Have you always loved your body and been at peace with your body image? There have been a couple times in my life where I was quite angry that I was born like this, with one hand. Very rarely though. There was a time in junior high where I saw a video of myself doing a dance choreography and then I realised how different I looked and I got really angry and I cried with my mom. But it was like 24 hours of horrid sadness, then I was fine.

Later in life, leading to my depression diagnosis my sister recalled there was a period of time where I used to hide my arm. Which is so unlike me, but I think my mental health affected everything about me and how I perceive myself. I would hide it or make little comments like, “Oh no I can’t, because I have one hand.” Things that I just don’t say. I think it was a dark time for me anyway, but I think those two times were the worst.

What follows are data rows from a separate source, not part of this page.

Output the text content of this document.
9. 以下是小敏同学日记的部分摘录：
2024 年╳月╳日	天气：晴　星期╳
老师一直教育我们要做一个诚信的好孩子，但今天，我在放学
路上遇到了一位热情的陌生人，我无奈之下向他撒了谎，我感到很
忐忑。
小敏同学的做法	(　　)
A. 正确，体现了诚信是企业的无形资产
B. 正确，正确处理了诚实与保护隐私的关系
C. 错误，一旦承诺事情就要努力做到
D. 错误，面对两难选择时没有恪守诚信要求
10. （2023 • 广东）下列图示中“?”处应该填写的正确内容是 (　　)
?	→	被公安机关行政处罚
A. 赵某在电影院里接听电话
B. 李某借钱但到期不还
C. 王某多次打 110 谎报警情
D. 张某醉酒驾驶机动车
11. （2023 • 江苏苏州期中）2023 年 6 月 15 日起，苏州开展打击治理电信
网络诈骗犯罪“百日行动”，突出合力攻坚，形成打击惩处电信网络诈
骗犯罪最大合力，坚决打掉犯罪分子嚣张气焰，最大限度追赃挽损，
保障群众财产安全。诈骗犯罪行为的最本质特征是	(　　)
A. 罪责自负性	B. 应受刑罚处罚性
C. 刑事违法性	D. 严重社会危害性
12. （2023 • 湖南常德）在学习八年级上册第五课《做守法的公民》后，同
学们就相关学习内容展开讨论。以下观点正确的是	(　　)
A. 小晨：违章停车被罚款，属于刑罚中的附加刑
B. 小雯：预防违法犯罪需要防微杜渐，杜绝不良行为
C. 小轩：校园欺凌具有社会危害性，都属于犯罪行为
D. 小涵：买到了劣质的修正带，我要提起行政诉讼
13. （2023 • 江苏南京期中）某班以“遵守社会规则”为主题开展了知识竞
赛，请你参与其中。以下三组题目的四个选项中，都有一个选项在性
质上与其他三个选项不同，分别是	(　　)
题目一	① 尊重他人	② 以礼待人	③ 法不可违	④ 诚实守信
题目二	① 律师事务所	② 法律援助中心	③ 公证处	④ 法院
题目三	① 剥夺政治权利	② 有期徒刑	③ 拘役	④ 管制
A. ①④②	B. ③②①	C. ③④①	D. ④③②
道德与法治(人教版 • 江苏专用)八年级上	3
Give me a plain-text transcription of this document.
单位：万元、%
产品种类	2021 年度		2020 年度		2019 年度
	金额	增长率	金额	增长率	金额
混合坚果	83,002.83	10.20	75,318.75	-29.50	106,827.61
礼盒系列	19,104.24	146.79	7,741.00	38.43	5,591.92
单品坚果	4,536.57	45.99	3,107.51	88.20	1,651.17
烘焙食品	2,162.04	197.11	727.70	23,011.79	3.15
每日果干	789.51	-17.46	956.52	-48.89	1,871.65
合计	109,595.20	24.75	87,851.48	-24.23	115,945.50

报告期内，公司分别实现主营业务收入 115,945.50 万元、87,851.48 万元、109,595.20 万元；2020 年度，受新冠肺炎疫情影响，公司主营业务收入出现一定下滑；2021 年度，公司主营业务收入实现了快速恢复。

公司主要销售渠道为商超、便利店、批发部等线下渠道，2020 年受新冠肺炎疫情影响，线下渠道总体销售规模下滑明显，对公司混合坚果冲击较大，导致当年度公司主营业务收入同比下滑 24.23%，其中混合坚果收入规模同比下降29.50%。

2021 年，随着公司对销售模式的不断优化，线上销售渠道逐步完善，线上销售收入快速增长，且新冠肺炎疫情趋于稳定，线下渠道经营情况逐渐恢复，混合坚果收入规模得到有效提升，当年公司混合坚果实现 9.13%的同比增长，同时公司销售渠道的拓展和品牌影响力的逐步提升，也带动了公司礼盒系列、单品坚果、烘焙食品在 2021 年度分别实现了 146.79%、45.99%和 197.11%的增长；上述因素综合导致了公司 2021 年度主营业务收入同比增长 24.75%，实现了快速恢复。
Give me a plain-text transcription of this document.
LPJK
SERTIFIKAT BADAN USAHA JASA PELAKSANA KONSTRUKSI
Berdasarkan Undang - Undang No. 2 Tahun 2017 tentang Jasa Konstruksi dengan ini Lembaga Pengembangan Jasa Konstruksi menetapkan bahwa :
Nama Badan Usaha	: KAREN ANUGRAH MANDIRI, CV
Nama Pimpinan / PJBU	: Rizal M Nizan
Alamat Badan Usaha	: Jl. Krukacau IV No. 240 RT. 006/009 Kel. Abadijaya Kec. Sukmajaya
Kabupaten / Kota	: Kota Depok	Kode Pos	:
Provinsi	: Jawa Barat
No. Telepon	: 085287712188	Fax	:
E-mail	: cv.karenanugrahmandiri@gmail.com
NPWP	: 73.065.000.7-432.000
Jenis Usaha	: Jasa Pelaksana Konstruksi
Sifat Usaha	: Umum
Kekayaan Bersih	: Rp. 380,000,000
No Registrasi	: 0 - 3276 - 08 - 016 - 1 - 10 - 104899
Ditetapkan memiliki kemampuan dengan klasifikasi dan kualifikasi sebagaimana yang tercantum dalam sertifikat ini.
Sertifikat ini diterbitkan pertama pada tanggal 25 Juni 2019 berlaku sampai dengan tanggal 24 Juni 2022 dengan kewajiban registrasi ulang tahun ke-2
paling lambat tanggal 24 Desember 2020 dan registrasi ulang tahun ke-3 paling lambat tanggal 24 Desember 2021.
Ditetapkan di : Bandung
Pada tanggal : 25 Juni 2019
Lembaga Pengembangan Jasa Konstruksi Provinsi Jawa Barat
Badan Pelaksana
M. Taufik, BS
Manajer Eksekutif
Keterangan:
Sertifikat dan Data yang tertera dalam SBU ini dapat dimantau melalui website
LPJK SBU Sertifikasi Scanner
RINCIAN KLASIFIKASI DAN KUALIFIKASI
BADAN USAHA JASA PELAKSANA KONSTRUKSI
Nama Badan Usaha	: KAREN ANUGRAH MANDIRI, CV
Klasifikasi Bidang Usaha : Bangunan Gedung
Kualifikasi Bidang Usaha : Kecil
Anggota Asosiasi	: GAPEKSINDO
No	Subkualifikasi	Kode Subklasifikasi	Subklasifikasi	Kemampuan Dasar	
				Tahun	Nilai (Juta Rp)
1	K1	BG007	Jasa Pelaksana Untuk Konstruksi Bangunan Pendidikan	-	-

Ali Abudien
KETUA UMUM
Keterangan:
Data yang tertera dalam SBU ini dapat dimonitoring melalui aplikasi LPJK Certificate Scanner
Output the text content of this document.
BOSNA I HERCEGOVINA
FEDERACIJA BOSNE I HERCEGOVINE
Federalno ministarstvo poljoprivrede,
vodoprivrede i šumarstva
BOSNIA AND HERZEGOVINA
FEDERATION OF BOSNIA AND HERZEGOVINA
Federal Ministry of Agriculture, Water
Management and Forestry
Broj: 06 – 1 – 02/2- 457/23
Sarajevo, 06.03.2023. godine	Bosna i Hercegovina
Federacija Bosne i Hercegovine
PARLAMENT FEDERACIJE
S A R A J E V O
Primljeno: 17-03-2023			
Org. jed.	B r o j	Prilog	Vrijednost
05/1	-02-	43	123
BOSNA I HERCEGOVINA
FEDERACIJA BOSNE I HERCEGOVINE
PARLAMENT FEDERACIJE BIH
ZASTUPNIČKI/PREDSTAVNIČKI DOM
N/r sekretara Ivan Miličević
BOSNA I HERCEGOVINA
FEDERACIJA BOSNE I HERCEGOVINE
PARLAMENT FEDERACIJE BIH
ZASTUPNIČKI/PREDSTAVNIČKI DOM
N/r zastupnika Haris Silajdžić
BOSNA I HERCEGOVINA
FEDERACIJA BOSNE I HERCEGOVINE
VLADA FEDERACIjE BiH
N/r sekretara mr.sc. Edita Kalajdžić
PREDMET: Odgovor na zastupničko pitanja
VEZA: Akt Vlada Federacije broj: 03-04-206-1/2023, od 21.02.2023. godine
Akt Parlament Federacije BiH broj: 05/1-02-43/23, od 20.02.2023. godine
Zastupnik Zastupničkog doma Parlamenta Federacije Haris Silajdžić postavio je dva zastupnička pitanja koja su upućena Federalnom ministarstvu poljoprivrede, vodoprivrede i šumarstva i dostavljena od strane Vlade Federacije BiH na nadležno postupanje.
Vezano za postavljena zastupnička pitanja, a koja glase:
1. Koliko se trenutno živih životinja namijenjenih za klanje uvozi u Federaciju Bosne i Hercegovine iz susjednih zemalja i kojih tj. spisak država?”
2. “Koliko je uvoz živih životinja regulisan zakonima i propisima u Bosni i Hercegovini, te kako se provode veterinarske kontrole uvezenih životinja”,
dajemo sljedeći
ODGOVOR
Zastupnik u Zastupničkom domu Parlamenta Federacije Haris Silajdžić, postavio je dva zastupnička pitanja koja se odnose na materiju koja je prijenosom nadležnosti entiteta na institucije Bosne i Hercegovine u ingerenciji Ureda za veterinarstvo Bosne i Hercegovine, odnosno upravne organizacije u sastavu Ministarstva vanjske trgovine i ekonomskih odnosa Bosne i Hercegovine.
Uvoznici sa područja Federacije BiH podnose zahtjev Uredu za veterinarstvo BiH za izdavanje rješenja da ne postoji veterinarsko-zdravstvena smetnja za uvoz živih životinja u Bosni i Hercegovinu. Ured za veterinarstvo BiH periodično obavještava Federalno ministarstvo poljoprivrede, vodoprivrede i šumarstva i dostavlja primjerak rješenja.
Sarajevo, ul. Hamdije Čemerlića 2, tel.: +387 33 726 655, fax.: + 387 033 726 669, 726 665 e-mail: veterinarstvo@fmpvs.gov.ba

Otherwise, I had a great upbringing. My parents were so good – they helped me practise what to say to people about my hand. I felt very prepared. My baby sister loved my arm and she would play with it when we were little, so I was lucky to have a sense of body awareness and body love from the very beginning.

What are your plans for Stump Kitchen going forwards? More of the same! More cooking, more meeting people, more joy. I’d like to do more collaborations on my channel, with vegans and people with limb differences. I’d like to travel and take Stump Kitchen further afield, but that depends on my resources. And maybe in the future when I retire from YouTube, I’d like to set up a restaurant. But right now, I feel very lucky doing what I do.